Yönetmenlik açısından, Varley’nin vizyonu etkileyici. Tek mekanda geçen bir film için, evin lüks ama klaustrofobik atmosferini mükemmel kullanıyor. Işık oyunları, gölgeler ve ses tasarımı – özellikle o ürpertici, uzaydan gelen gibi uğultular – gerilimi zirveye taşıyor. Bir sahnede levite eden bir yumurta bile, sıradanlığı dehşete dönüştürüyor. Görsel efektler, bütçe sınırlarında kalmış olsa da, akıllıca kullanılmış; CGI yerine pratik efektlere yaslanarak, daha organik bir korku yaratılmış. Müzik, filmin nabzını tutuyor – minimal ama etkili, izleyiciyi sürekli tetikte tutuyor. Ancak, tempo sorunları var: Orta kısım biraz sarkıyor, atlamalı korku sahneleri (jump-scares) bazen gereksiz geliyor ve filmin yavaş yanma yaklaşımı, bazı izleyicileri sıkabilir.

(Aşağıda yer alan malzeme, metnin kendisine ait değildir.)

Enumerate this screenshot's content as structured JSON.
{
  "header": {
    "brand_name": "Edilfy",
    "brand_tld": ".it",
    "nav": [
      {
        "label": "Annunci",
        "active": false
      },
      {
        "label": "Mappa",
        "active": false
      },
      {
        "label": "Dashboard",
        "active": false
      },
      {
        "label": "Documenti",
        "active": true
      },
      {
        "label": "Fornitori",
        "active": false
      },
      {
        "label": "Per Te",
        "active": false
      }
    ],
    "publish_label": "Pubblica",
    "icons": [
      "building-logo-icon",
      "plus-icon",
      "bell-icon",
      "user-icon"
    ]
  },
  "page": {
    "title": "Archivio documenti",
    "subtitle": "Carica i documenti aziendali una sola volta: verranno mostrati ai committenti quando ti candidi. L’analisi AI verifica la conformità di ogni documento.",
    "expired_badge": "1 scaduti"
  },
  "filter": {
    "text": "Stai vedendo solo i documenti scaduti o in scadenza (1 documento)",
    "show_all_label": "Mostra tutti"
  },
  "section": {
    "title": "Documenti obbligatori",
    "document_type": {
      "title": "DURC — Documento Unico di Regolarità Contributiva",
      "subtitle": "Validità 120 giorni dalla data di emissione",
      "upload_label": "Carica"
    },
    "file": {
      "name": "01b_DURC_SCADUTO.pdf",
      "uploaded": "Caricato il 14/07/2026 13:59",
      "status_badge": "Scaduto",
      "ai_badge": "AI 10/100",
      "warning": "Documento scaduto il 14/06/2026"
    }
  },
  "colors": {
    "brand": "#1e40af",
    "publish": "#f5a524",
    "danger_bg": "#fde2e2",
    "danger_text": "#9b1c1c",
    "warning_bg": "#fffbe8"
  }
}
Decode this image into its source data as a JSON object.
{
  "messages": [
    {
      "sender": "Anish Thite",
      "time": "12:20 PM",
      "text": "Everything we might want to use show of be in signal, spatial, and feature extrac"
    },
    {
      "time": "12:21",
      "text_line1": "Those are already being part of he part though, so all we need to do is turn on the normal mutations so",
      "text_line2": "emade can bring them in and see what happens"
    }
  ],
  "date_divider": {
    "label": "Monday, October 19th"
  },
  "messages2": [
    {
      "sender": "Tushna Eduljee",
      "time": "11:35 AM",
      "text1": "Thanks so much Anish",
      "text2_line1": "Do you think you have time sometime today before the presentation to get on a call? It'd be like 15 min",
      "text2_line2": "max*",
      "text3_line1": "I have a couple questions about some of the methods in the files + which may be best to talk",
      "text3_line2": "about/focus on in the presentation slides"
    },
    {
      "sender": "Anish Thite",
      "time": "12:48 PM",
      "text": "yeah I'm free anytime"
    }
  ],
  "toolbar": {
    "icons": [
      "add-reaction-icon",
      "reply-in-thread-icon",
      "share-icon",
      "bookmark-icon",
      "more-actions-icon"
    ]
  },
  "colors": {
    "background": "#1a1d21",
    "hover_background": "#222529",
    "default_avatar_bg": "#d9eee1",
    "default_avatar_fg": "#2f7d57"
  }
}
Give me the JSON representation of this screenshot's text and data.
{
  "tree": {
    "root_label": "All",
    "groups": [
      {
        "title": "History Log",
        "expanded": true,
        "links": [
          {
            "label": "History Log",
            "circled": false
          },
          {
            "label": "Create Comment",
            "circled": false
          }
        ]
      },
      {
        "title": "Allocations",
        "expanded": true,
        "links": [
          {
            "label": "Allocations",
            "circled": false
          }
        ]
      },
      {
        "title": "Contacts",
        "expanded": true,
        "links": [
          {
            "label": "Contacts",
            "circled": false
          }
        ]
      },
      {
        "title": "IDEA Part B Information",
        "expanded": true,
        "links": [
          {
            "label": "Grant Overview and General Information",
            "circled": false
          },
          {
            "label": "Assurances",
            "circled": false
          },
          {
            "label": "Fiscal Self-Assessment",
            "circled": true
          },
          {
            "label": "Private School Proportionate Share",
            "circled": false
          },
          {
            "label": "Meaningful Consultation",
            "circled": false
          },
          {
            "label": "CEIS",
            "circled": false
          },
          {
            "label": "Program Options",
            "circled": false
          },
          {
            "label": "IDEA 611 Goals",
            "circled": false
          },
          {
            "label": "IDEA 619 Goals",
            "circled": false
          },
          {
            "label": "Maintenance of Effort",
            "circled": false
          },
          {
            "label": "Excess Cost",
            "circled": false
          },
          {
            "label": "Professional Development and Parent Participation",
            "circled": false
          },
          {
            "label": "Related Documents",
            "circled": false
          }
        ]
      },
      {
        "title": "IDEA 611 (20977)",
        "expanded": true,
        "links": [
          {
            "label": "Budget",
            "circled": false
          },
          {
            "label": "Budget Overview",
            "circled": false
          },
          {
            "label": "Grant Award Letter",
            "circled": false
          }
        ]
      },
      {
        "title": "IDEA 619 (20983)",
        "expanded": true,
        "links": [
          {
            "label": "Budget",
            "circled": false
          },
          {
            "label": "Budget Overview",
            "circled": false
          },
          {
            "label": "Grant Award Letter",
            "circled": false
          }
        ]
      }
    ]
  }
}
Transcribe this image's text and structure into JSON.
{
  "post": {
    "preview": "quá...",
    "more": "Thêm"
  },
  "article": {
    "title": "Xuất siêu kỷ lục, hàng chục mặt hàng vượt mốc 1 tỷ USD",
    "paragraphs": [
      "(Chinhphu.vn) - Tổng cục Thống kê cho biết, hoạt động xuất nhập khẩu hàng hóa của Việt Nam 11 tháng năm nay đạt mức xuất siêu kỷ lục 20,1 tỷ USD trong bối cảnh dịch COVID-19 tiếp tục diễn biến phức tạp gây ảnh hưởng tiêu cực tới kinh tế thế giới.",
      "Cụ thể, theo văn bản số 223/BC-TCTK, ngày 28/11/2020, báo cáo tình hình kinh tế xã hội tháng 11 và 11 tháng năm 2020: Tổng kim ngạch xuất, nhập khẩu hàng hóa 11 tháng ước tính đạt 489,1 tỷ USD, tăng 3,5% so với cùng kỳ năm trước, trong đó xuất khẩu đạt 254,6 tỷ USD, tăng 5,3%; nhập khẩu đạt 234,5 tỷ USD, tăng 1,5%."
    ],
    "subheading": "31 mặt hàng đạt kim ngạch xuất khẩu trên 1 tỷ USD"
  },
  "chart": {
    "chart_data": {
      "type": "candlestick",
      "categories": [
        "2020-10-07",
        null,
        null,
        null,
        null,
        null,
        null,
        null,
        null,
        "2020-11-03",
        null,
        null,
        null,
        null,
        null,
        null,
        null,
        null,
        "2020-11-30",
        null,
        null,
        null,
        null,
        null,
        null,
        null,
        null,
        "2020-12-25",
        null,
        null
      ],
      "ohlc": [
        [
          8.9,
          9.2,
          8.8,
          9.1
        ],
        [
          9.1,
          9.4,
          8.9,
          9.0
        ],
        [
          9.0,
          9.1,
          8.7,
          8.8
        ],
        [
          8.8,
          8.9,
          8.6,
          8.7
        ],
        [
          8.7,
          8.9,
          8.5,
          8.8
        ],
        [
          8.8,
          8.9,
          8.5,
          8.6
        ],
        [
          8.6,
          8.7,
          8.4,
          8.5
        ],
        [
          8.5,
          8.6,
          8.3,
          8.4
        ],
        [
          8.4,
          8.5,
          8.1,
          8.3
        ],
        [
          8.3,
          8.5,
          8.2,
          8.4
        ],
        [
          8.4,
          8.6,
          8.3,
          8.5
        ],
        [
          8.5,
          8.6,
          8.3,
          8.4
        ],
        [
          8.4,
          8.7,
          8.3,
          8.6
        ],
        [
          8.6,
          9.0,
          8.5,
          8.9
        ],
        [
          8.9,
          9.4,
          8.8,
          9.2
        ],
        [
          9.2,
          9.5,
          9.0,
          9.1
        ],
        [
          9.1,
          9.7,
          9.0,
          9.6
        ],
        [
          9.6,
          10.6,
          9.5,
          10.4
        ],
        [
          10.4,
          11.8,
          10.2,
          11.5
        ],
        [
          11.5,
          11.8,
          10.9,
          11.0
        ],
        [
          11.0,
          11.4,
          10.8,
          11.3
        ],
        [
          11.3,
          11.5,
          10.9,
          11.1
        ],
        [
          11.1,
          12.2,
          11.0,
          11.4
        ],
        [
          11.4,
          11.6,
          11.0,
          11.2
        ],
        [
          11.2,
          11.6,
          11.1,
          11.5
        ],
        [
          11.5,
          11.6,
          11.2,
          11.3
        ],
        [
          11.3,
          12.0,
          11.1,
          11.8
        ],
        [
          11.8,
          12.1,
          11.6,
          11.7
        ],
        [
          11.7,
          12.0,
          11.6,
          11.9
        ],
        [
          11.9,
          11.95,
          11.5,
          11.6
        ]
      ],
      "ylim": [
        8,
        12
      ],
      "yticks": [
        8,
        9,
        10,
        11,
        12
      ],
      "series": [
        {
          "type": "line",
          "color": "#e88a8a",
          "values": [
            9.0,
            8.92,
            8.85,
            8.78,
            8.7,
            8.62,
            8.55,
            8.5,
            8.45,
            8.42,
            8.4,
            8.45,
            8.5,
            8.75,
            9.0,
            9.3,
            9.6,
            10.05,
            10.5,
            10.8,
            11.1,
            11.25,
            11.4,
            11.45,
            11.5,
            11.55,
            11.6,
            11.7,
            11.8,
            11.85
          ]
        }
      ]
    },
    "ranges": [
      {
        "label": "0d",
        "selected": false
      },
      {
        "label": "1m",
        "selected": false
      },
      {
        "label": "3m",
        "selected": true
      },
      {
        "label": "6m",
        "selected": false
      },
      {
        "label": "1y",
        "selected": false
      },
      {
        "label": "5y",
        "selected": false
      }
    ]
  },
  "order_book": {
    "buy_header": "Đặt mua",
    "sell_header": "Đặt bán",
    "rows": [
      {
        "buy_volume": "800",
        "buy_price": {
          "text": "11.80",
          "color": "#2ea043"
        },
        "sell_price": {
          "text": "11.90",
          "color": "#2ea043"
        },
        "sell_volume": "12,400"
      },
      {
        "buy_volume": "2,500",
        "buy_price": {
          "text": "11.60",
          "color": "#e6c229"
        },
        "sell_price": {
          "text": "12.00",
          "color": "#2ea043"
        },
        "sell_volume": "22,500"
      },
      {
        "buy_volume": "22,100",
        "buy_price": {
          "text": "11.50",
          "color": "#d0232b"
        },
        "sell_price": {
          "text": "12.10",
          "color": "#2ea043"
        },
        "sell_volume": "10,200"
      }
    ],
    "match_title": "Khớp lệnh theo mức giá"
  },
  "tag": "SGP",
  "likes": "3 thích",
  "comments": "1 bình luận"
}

Ne yazık ki, The Astronaut en büyük darbesini finalde yiyor. Hikaye, beklenmedik bir twist’le yön değiştiriyor, ama bu twist o kadar aceleye getirilmiş ki, izleyiciyi tatmin etmek yerine sinirlendiriyor. Potansiyel bir oyun değiştirici gibi sunulan bu dönemeç, aslında klişelere yaslanıyor ve filmin önceden kurduğu gizemi boşa çıkarıyor. Aile temaları, uzaylı unsurları ve psikolojik derinlik, son dakikalarda karman çorman oluyor; sorular cevapsız kalıyor, implikasyonlar göz ardı ediliyor. Bu, Varley’nin senaryosundaki en büyük zaaf: Başlangıçtaki özgünlük vaadi, klasik sci-fi trope’larına yenik düşüyor. Film, Alien ve E.T. gibi eserlerden esinlenmiş, ama bu esinlenmeler bazen kopya çekmeye dönüşüyor.
Sonuç olarak, The Astronaut umut vaat eden bir debut, ama tam anlamıyla iniş yapamıyor. Eğer yavaş gerilimli, karakter odaklı sci-fi seviyorsanız, Mara’nın performansı için izlemeye değer. Ancak, orijinal bir hikaye arıyorsanız, uzayın derinliklerinde daha iyi seçenekler var. Varley’nin yeteneği belli – bir sonraki filminde, bu tökezlemeleri aşarsa, gerçek bir yıldız doğabilir. 6/10.